I’d say “limited” is a little harsh - after all, Scrivener 3 converts hyperlinks, document links, bullets, tables, bold, italics and more to MultiMarkdown format. It’s true that currently headings are ignored, because it is built around the assumption that you will use binder titles as the headings. nontroppo’s suggestion of adding a prefix to the heading styles is a good solution for this for now, but for the next update I’ve made it so that paragraphs with HTML header levels assigned will add the necessary hashes on export or Compile.
Hi Keith, just to say that if you do this automatically, could this still be overriden manually using prefix/suffix? I ask because I prefer to use Pandoc’s stricter rules (blank line before #, space between # and text), and trailing octothorpes. Note MMD also works with these rules, even if it doesn’t enforce them (I think).

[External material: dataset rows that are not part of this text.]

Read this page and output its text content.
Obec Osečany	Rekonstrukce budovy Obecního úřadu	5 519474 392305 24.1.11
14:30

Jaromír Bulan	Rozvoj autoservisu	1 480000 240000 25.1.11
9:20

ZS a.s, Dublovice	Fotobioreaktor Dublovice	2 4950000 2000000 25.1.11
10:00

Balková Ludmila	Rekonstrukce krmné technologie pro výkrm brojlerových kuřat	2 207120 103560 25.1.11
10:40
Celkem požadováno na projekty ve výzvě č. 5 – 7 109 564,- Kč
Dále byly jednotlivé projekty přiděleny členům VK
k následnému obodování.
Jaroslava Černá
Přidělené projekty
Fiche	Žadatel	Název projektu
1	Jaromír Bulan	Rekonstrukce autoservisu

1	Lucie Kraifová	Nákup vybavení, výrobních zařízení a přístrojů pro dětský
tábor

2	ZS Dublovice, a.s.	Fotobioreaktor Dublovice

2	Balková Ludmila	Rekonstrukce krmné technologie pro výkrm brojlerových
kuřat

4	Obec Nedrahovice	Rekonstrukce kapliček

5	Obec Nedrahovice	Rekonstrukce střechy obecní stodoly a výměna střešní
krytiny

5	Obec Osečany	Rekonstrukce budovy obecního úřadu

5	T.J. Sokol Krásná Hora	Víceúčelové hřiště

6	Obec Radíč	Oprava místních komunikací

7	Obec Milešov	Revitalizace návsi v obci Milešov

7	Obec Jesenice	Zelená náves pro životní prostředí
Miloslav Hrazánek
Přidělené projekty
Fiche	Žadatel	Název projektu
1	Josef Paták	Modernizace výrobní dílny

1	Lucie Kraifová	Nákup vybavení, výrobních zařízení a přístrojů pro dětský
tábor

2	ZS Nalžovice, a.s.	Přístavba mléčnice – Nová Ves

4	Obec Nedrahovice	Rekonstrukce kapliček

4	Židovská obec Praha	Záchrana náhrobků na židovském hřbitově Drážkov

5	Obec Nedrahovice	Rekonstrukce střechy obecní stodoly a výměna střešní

EDIT: as a small aside, the UI text box resizes when you use a return in it (blank line before a heading):
Yes, given that the feature requires the HTML Level setting, to parse what you want in terms of how many hashmarks to use (rather than guess off of a style name), you can thus effectively opt out the behaviour by using heading styles that do not have that Paragraph/HTML Header Level set.
So when you look at it that way, it’s not even a style-based approach (though that would certainly be the most convenient delivery mechanism). If you select an un-styled paragraph in the editor and set it to H4, then upon compilation with the RTF->MD option set, the paragraph would be wrapped in “#### ” … “ ####”.